Ngapala is a rural locality in the Mid North region of South Australia, situated in the Regional Council of Goyder. It was established in August 2000, when boundaries were formalised for the "long established local name". It is divided between the cadastral Hundreds of English and Julia Creek.

The area was originally the territory of the Ngadjuri people.

A school at Ngapala opened in 1908 as Anlaby Public School, having been built on land from the subdivision of part of Anlaby Station. It was subsequently renamed Ngapala Public School, and closed in 1938. The school building survives today and is privately owned.

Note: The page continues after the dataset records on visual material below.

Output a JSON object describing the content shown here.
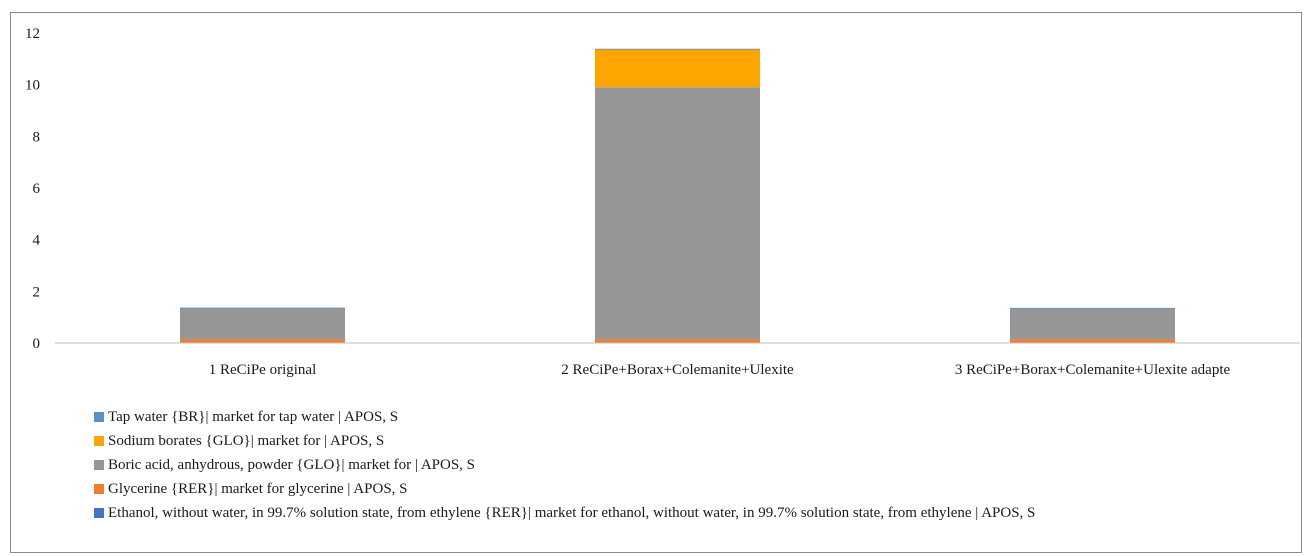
{
  "chart_data": {
    "type": "bar",
    "stacked": true,
    "categories": [
      "1 ReCiPe original",
      "2 ReCiPe+Borax+Colemanite+Ulexite",
      "3 ReCiPe+Borax+Colemanite+Ulexite adapte"
    ],
    "series": [
      {
        "name": "Ethanol, without water, in 99.7% solution state, from ethylene {RER}| market for ethanol, without water, in 99.7% solution state, from ethylene | APOS, S",
        "color": "#4472c4",
        "values": [
          0.02,
          0.02,
          0.02
        ]
      },
      {
        "name": "Glycerine {RER}| market for glycerine | APOS, S",
        "color": "#ed7d31",
        "values": [
          0.12,
          0.12,
          0.12
        ]
      },
      {
        "name": "Boric acid, anhydrous, powder {GLO}| market for | APOS, S",
        "color": "#969696",
        "values": [
          1.22,
          9.76,
          1.21
        ]
      },
      {
        "name": "Sodium borates {GLO}| market for | APOS, S",
        "color": "#ffa500",
        "values": [
          0.0,
          1.48,
          0.0
        ]
      },
      {
        "name": "Tap water {BR}| market for tap water | APOS, S",
        "color": "#5b8fc9",
        "values": [
          0.01,
          0.01,
          0.01
        ]
      }
    ],
    "legend_order": [
      4,
      3,
      2,
      1,
      0
    ],
    "yticks": [
      "0",
      "2",
      "4",
      "6",
      "8",
      "10",
      "12"
    ],
    "ylim": [
      0,
      12
    ],
    "grid": false,
    "legend_position": "bottom-left"
  }
}
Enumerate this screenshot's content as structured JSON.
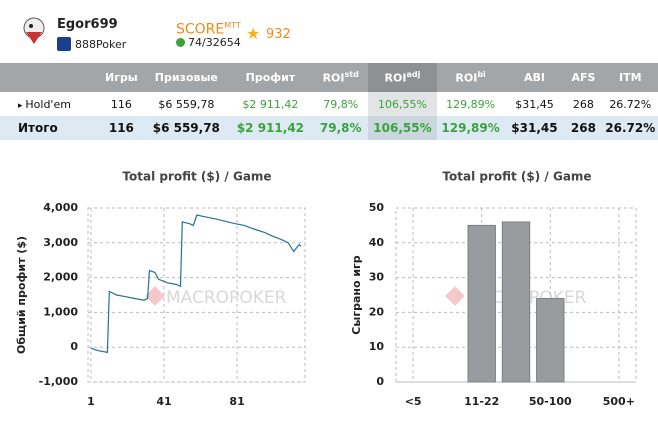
{
  "header": {
    "name": "Egor699",
    "site": "888Poker",
    "score_label": "SCORE",
    "score_sup": "MTT",
    "rank": "74/32654",
    "stars": "932"
  },
  "table": {
    "columns": [
      {
        "label": "Игры"
      },
      {
        "label": "Призовые"
      },
      {
        "label": "Профит"
      },
      {
        "label": "ROI",
        "sup": "std"
      },
      {
        "label": "ROI",
        "sup": "adj"
      },
      {
        "label": "ROI",
        "sup": "bi"
      },
      {
        "label": "ABI"
      },
      {
        "label": "AFS"
      },
      {
        "label": "ITM"
      }
    ],
    "rows": [
      [
        "Hold'em",
        "116",
        "$6 559,78",
        "$2 911,42",
        "79,8%",
        "106,55%",
        "129,89%",
        "$31,45",
        "268",
        "26.72%"
      ],
      [
        "Итого",
        "116",
        "$6 559,78",
        "$2 911,42",
        "79,8%",
        "106,55%",
        "129,89%",
        "$31,45",
        "268",
        "26.72%"
      ]
    ]
  },
  "watermark": "MACROPOKER",
  "chart_data": [
    {
      "type": "line",
      "title": "Total profit ($) / Game",
      "y_label": "Общий профит ($)",
      "color": "#2a6f97",
      "grid": true,
      "x": [
        1,
        5,
        10,
        11,
        15,
        20,
        25,
        30,
        32,
        33,
        36,
        38,
        43,
        48,
        50,
        51,
        55,
        57,
        59,
        63,
        68,
        72,
        76,
        80,
        85,
        90,
        96,
        100,
        105,
        109,
        112,
        115,
        116
      ],
      "values": [
        -30,
        -100,
        -150,
        1600,
        1500,
        1450,
        1400,
        1350,
        1400,
        2200,
        2150,
        1950,
        1850,
        1800,
        1750,
        3600,
        3550,
        3500,
        3800,
        3750,
        3700,
        3650,
        3600,
        3550,
        3500,
        3400,
        3300,
        3200,
        3100,
        3000,
        2750,
        2950,
        2900
      ],
      "xlim": [
        1,
        116
      ],
      "xticks": [
        1,
        41,
        81
      ],
      "ylim": [
        -1000,
        4000
      ],
      "yticks": [
        {
          "value": -1000,
          "label": "-1,000"
        },
        0,
        {
          "value": 1000,
          "label": "1,000"
        },
        {
          "value": 2000,
          "label": "2,000"
        },
        {
          "value": 3000,
          "label": "3,000"
        },
        {
          "value": 4000,
          "label": "4,000"
        }
      ]
    },
    {
      "type": "bar",
      "title": "Total profit ($) / Game",
      "y_label": "Сыграно игр",
      "color": "#999c9e",
      "grid": true,
      "categories": [
        "<5",
        null,
        "11-22",
        null,
        "50-100",
        null,
        "500+"
      ],
      "values": [
        0,
        0,
        45,
        46,
        24,
        0,
        0
      ],
      "ylim": [
        0,
        50
      ],
      "yticks": [
        0,
        10,
        20,
        30,
        40,
        50
      ]
    }
  ]
}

A postal receiving office opened at Ngapala on 3 January 1913. A post office was reported to have reopened in March 1923, and was closed permanently from 30 September 1967. Ngapala Methodist Church was built in 1924 and closed in 1984. The building survives and is privately owned.

Ngapala Cricket Club operated from the 1930s until its amalgamation with the Marrabel club in 1975–76, playing in the County of Eyre Association for most of its existence. Ngapala Tennis Club commenced around 1910, fell into inactivity around 1931, and was wound up around 1935.

A newspaper report in 1933 described Ngapala as consisting of "a Methodist church, school, and a post-office in a farm house", and stated that "mixed farming is the general occupation of this district.